My newfound engagement with both ends of the human spectrum has assuaged a particular frustration I felt in Claremont; namely, the feeling of detachment from “the real world.” Some readers might be taken aback by this comment. And fair enough, because paradoxically, this encumbering feeling of mine stemmed from our school’s most attractive features: the gourmet dining options and weekly room cleaning service gave me the impression of a 5-star hotel; our relentless party scene, with its flippant themes and school-sponsored booze, felt like a protracted reverie in which every “night out” was an extension of the previous one; even our self-consciousness of being “the happiest school in America” (which, I might add, some of us wear on our chests in a rather affected manner) appeared to create a milieu that effectively normalizes a mood of unwavering contentedness.
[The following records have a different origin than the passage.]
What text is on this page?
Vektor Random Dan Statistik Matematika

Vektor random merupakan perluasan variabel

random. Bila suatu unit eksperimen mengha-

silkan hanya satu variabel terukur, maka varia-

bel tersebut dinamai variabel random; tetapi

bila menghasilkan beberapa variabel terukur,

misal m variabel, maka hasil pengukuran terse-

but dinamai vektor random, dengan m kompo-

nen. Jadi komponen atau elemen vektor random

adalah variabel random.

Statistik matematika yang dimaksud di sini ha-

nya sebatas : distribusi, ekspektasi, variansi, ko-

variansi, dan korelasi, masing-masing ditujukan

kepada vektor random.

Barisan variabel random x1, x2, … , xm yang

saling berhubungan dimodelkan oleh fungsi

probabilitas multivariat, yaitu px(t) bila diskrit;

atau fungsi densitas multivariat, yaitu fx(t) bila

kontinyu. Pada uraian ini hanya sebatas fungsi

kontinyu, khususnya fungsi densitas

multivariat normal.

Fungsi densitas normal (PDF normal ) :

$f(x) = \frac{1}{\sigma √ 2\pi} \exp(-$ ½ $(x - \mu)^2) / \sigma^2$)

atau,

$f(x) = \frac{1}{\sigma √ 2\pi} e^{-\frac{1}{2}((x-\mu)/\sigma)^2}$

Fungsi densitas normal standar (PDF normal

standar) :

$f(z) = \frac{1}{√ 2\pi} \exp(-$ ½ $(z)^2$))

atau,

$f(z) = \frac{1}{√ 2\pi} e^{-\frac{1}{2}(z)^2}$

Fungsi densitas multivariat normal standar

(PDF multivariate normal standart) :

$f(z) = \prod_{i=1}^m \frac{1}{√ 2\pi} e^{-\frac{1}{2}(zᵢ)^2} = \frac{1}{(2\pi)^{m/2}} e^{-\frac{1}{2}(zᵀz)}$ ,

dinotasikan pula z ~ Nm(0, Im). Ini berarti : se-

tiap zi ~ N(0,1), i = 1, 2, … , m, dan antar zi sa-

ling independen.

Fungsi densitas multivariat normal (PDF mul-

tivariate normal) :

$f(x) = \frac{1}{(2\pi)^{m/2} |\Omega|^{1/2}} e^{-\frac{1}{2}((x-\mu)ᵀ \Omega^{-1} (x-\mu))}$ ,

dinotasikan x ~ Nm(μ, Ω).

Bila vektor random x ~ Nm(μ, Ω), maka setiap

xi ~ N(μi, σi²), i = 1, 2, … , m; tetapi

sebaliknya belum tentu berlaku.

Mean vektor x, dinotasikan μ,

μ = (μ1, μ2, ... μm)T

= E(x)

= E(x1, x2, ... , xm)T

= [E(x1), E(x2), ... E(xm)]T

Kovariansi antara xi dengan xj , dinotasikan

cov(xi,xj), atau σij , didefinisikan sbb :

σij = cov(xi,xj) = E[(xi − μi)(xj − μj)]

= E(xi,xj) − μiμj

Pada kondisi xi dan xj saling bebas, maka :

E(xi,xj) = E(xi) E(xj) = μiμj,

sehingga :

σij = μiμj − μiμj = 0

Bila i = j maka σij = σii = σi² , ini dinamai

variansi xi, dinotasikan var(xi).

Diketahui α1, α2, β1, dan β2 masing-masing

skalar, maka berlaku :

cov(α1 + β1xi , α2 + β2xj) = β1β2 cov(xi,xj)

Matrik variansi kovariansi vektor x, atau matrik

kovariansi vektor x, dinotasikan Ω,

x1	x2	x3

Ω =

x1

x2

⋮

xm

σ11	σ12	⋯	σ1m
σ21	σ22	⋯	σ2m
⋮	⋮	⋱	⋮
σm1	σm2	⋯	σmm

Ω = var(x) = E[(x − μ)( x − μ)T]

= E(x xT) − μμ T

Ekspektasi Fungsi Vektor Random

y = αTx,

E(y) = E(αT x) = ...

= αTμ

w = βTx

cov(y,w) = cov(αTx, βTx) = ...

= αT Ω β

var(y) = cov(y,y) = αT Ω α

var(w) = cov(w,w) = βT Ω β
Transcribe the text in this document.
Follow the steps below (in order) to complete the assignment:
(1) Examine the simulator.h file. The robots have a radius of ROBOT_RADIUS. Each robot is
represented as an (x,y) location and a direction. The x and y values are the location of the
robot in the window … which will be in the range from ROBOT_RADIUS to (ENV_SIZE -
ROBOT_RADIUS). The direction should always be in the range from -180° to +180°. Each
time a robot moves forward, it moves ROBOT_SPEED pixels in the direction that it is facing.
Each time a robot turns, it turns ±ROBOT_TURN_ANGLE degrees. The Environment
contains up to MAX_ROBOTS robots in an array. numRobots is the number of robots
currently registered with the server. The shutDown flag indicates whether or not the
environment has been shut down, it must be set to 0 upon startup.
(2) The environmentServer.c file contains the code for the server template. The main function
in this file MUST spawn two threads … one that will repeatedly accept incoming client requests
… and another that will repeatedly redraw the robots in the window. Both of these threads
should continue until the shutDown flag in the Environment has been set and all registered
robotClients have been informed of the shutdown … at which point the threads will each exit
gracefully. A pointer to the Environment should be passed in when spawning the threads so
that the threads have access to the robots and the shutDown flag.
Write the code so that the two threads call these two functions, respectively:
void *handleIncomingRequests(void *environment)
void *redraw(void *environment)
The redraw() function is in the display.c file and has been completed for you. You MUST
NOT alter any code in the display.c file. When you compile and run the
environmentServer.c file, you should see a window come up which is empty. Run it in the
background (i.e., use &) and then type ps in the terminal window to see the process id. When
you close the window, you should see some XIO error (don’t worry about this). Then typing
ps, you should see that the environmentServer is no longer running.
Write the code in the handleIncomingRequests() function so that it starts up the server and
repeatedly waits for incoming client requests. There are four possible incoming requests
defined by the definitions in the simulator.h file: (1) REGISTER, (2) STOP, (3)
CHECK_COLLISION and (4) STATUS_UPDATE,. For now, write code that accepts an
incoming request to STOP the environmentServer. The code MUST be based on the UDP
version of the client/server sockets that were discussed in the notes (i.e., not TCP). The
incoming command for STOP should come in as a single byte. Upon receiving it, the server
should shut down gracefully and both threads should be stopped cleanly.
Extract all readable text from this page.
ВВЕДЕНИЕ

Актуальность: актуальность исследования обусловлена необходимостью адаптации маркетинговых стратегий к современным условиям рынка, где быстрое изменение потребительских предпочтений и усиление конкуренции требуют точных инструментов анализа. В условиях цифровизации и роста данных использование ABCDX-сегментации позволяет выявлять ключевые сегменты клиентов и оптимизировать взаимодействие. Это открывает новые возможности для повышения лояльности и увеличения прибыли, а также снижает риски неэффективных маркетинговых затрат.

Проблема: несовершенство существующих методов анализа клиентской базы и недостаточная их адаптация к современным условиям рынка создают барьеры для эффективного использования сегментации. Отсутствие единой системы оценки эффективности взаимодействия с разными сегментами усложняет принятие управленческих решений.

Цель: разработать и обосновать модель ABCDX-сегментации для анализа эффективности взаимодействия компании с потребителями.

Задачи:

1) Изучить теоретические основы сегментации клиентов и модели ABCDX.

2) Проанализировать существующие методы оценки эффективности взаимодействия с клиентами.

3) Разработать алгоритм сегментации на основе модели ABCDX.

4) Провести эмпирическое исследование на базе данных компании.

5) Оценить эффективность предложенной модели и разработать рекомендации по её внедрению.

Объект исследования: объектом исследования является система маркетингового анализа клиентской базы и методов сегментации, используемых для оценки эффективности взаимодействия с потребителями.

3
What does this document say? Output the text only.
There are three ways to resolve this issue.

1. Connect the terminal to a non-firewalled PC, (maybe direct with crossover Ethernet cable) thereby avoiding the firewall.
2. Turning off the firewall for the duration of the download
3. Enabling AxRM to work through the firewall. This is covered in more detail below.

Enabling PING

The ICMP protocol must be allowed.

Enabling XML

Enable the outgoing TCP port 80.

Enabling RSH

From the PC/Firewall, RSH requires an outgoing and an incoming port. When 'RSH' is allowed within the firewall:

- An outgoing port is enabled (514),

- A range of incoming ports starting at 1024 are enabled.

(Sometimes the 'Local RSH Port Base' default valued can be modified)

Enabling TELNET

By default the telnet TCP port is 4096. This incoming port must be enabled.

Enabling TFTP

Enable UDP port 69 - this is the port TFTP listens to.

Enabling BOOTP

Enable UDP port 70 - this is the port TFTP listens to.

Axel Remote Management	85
To me, it seemed that this unnatural collective temperament spills over into the tone of our general discourse, restricting its breadth and probably disrupting would-be trajectories of thought among pliable students, underclassmen in particular.

The bottom line is that Claremont does not come close to mirroring our world’s chaotic and unforgiving nature. This is even more so the case because of the near homogeneity of our student body’s socio-economic makeup. The majority of us come from comfortable, if not privileged, backgrounds. Our international students, lovely as they are, can hardly be labeled as diversifiers—virtually all of them attended westernized private schools before moving to California. Thus, for most of us, CMC’s environment is a continuation of the environment we have known our whole lives: quarantined from hardship, shielded from the world’s overarching problems, and imbibed off fanciful notions of inevitable happiness and success. Upon graduation, many of us will remain in this secluded social setting as we begin the long journey of ascending the career ladder.

And all of this is perfectly okay: as autonomous beings, we are essentially ‘allowed’ to do what we want. However, the blessing of autonomy comes with various moral imperatives, which one may or may not be inclined to reflect on. One of these imperatives is to embrace novel experiences and digest alternative viewpoints with an open mind. For all of CMC’s many virtues, its social and academic environment is not very conducive to ‘thinking outside the box’, as it were. Thus, if you take anything away from this article, let it be this: study abroad if you can! Go somewhere more unorthodox, more off the beaten path, and more spiritually invigorating than London. Dive headfirst into our crazy world, a world in which we haphazardly find ourselves, and learn through experience as much as you can. It is impossible to predict or qualify the manifold effects that studying abroad may have on you; this is its virtue though, because rest assured, you will not regret packing up your bags and venturing into the unknown.